Je me suis donc présenté dans la cour du bâtiment du gouvernement toscan où un camion avait déchargé la voiture. Il s’agissait d’une Fiat Multipla modifiée qui, comme vous le savez peut-être, a reçu le prix 2014 de la voiture la plus moche jamais fabriquée. Bien sûr, la laideur de la voiture n’était pas un problème, mais toute l’idée l’était. Ce n’était pas une voiture à pile à combustible, mais simplement une voiture ordinaire équipée de deux cylindres d’hydrogène comprimé sous la carrosserie. L’hydrogène allait directement dans le carburateur pour faire fonctionner le moteur à combustion interne.

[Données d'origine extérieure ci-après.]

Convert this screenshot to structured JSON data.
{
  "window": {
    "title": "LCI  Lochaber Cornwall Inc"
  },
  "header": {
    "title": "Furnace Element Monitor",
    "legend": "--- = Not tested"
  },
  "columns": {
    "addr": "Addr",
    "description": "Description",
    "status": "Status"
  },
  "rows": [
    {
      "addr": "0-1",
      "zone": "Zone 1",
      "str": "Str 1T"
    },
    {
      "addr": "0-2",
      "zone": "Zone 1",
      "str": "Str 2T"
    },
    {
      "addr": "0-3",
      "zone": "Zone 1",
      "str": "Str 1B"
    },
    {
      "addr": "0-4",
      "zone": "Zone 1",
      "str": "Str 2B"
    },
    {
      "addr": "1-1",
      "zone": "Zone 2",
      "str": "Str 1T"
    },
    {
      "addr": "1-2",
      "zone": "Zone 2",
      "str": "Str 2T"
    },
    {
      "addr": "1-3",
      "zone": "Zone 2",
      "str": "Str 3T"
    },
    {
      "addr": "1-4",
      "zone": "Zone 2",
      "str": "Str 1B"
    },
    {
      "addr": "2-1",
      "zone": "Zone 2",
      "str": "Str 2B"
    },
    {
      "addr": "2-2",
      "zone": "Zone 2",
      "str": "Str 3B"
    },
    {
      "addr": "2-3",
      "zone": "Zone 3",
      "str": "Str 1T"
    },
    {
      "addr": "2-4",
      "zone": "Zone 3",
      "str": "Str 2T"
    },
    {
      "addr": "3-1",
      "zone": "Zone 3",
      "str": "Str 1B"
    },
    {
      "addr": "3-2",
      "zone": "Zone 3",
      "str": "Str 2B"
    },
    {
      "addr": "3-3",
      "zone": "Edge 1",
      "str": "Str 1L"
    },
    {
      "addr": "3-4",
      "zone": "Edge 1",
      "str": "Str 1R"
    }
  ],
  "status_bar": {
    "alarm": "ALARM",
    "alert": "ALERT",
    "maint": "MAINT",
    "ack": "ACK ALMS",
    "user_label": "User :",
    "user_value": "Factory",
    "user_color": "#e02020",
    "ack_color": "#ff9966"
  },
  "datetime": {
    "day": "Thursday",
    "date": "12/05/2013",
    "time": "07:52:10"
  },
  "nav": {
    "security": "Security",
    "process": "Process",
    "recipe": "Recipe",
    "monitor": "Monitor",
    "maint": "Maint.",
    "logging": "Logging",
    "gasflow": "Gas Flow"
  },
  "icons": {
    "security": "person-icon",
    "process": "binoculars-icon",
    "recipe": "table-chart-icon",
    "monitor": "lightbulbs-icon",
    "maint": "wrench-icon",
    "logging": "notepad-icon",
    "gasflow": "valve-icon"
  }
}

Avant l’apparition du Président, j’ai eu l’occasion de conduire cette voiture. J’ai réussi à faire une visite complète de la cour du bâtiment, mais c’était comme monter un cheval asthmatique, la voiture avançant d’un hoquet à l’autre. Le technicien de l’entreprise m’a dit que, oui, la régulation du carburateur devait être un peu améliorée et je ne pouvais qu’être d’accord sur ce point.
Lorsque le président est arrivé, il n’avait manifestement aucune idée de ce qui se passait et de ce qu’il était censé faire. Il s’est assis au volant, a conduit la voiture pendant quelques mètres dans de fortes secousses, puis il a abandonné et s’est juste assis là pendant un moment pour être photographié par les journalistes, puis il est parti. Le lendemain, les journaux locaux ont montré les photos du président au volant de la « voiture à hydrogène ». Puis la voiture elle-même a disparu à jamais dans la poubelle de l’histoire, avec la longue liste de prototypes à hydrogène qui ont été fabriqués, montrés et mis au rebut au fil des ans.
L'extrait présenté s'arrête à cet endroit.